Si vous lisez Le ravin du chamelier, il vous surprendra! Il vous enchantera! Il vous envoûtera!

Extrait: "Ce qui était certain, c’est qu’elle était là avant lui, elle semblait faire partie intégrante du ravin, et les droits qu’elle y avait étaient antérieurs aux siens. Non, il était impossible qu’elle fût arrivée du dehors, ou si elle l’était, c’était sûrement par une autre voie que le désert... peut-être par les eaux du fleuve - de fait, il l’avait souvent vue s’y rendre ou en revenir, ou bien sommeiller près du chadouf, ou par la suite de la saqieh, le corps plongé dans l’eau et la gueule appuyée sur la berge, et cela avait ancré en lui la conviction qu’elle s’y rendait en pèlerinage sur le lieu de ses origines. N’en faisait-il pas de même à chaque crépuscule, lorsqu’il venait s’installer sur la falaise, scrutant le désert dans l’attente de son père?" (pp. 133/134)

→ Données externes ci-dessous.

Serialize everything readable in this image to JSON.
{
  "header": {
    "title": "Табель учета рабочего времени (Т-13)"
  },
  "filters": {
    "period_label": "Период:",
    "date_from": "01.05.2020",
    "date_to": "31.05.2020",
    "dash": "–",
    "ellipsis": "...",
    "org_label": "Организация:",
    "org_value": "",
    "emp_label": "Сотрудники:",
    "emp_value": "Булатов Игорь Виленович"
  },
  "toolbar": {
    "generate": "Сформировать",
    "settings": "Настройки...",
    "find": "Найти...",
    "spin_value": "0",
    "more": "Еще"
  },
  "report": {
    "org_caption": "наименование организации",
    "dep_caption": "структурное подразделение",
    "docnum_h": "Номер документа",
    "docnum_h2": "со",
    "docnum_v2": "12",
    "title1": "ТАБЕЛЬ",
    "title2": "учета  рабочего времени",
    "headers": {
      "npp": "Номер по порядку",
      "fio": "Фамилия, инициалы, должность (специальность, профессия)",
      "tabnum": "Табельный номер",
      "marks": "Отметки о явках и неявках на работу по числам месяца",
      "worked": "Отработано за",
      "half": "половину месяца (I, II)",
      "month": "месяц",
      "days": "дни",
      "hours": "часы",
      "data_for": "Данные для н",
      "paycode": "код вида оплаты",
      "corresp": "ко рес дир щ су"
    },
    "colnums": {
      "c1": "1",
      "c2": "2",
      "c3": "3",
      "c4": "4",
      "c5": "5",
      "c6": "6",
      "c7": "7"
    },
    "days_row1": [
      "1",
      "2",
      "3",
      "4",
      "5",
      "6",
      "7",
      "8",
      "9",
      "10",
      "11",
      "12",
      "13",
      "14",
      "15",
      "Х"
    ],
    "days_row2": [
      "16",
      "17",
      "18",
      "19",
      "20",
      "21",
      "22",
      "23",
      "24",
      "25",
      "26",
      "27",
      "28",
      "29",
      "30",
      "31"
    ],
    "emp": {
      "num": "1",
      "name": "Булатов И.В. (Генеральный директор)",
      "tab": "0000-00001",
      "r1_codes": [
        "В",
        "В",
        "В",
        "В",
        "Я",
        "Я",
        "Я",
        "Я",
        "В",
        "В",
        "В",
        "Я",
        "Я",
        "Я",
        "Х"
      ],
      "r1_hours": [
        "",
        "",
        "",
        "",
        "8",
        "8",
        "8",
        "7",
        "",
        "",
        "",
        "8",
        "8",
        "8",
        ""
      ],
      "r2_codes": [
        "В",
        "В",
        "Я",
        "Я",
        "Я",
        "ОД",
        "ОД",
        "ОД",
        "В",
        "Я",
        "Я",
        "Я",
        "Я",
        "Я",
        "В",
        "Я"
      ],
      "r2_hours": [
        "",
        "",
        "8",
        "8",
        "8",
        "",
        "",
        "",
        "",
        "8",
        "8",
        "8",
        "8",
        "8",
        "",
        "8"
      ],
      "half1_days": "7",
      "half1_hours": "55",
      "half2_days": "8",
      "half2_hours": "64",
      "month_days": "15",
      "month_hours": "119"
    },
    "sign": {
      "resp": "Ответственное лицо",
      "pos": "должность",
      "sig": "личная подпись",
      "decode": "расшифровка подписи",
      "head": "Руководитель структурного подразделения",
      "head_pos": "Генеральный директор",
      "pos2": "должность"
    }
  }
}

Nadia AGSOUS, LA CAUSE LITTERAIRE, 31 août 2012

Il arrive qu’une caravane s’égare, et dresse le camp à proximité d’une oasis.

Il arrive que, le temps d’une veillée, les nomades et les sédentaires, refoulant leur antagonisme atavique, partagent le méchoui, dans un lieu neutre, à l’écart du douar, à l’écart de la piste.
Il arrive que les chameliers reprennent ensuite l’itinéraire ancestral en abandonnant un des leurs, pour le punir d’avoir, par étourderie, mis la troupe en péril.
Il arrive qu’un chamelon partage tout avec son jeune maître qui le consulte et tient compte de ses avis, et qu’ils fument ensemble la gôza.
"Dans quelques jours et encore moins de nuits, mon père rentrera, alors je me réveillerai de ce cauchemar". Le chamelon hocha la tête…
Il arrive que, tout en espérant qu’un jour la caravane repasse et que lui soit rendu son rang dans la file, le chamelier adolescent, son chamelon empli de sagesse et une chamelle blessée s’installent dans un ravin sauvage où les villageois ne doivent, par tabou, jamais poser le bout du pied, et où règne, sur un monde de djinns et d’animaux des ténèbres, un couple de gigantesques seigneurs serpents.
Il arrive, évidemment, que naisse un beau roman d’amour entre le jeune chamelier, banni, solitaire, qui a pactisé avec les obscures divinités du lieu, et la fille du berger du douar, elle-même ostracisée par la communauté sédentaire.
Il arrive que le couple de nouveaux Robinsons recrée dans le ravin maudit un paisible jardin d’Eden.
Il arrive tout cela, et bien d’autres choses, dans ce récit très poétique d’Ahmad Aboukhnegar.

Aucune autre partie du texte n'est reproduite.